Ainsi, la Palestine est un pays habité par des juifs, des musulmans et des chrétiens. Toutes les religions sont représntées dans ce pays. Les incompréhensions et la méconnaissance des autres ont engendrées des conflits.
Durant des années, les guerres se sont déclarées pour installer un climat de la "haine de l'autre". Les intérêts bélliqueux se sont ajoutés provoquant des conquêtes des terres, des 'occupations coloniales'.
En proclamant l'Etat d'Israël, le droit était légitime. C'est en niant le droit aux arabes palestiniens que les choses se sont dangereusement envenimées. Les interventions étrangères sont venues installées les haines communautaires.
Le grâve de cette affaire de la Palestine divisée en deux Etats est que la 'faute' est du côté de l'organisation des nations unies. Réconnaissant l'Etat d'Israël. Précipitamment. Bafouant le droit aussi aux Palestiniens d'avoir une terre et un Etat.

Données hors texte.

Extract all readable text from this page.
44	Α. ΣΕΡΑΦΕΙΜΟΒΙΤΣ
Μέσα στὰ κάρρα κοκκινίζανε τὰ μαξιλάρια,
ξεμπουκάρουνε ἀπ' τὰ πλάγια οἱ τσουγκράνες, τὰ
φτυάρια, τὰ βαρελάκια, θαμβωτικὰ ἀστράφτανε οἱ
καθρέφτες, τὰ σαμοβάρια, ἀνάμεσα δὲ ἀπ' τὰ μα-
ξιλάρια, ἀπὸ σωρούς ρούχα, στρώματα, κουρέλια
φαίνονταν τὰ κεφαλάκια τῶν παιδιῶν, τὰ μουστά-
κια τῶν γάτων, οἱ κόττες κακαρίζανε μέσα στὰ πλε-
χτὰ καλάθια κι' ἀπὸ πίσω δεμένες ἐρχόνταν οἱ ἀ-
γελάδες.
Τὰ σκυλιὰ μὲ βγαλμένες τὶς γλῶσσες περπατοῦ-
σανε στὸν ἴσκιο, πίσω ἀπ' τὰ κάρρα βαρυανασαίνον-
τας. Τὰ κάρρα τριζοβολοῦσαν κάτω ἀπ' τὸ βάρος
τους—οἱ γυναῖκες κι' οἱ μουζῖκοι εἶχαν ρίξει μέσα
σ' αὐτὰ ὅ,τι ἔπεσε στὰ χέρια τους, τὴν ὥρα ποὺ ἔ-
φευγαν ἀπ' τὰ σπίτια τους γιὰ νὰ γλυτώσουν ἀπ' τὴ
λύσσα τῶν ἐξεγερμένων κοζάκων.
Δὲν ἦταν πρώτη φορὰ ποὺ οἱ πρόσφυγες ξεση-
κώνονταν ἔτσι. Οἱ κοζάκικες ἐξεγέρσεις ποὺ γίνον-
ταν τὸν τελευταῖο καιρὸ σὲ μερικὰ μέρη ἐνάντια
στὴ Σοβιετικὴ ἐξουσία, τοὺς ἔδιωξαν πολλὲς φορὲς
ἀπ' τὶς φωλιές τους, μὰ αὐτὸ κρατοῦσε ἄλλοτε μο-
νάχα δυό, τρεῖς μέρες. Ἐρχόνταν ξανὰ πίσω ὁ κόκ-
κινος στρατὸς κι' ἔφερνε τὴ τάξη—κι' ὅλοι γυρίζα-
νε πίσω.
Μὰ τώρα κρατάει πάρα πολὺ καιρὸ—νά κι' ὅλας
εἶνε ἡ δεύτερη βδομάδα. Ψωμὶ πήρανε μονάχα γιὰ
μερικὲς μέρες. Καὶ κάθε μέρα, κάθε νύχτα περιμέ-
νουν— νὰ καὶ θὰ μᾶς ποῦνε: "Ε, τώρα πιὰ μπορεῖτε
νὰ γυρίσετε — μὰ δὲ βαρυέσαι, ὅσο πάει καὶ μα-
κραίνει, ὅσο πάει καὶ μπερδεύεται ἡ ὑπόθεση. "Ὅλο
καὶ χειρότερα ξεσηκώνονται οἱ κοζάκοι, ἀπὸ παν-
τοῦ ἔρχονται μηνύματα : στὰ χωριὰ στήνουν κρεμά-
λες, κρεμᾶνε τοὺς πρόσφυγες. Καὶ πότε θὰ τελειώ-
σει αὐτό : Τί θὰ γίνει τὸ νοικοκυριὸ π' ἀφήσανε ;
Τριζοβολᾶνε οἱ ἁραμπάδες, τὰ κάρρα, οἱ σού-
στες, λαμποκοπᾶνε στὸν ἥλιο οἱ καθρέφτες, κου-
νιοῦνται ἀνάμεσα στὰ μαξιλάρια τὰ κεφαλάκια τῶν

Dire que c'est 'compliqué ' ce problème israëlo-palestinien c'est déjà la 'mauvaise foi'. L'Etat d'Israël doit 'exister' à côté d'un Etat Palestinien. C'est un bon sens. Une réparation d'une injustice ressentie par le reste du monde. Nous pensons à l'auteur de 'Indignez-vous !', Stephane Hessel, qui a dit les choses très justes sur la Palestine.
http://www.dailymotion.com/video/xj86c9_stephan-hessel-l-indigne-ses-voeux-pour-2011_webcam
L'Etat d'Israël a vu le jour par le courage du peuple juif qui voulait un Etat en 1948. Ce fut un grand événement du XXè siècle. Personne n'a le droit de 'nier' l'existence de l'Etat juif d'Israël. En forçant le destin, les Juifs ont vu récompenser leurs efforts, leurs luttes, leurs justes causes pour avoir une terre pour tous les Israëlites. C'est bien David Ben Gourion qui a proclamé la création de cet Etat d'Israël le 14 mai 1948. Un Etat à majorité juive, à 75%, (les 'arabes' représentent 20,4% de la population, les 'druze' plus de 18%, ajouter les 'samaritains', les 'bédouins', et autres).
La résolution onusienne 181, comme toutes les autres, soutiennent la constitution de l'Etat d'Israël. La paix dans la région est à présent possible. Les esprits se sont calmés. La sagesse commence à gagner tous les protagonistes du drame israëlo-palestinien. Le peuple palestinien a droit à une terre, un Etat, vivant en paix avec les juifs d'Israël.
Finalement, concernant la Palestine, ce sont les 'Israëliens', les éternels voisins et 'cousins sémites', qui doivent soutenir la création d'un Etat palestinien dont l'actuel président du Fatah, Mahmoud Abbas vient de déposer une démande à l'ONU ce vendredi 23 septembre 2011. On s'achèmine vers la reconnaissance internationale d'un Etat Palestinien. Un vieux conflit s'achève enfin et soulage les souffrances des uns et des autres. On ne peut que se féliciter de cette progression de l'histoire.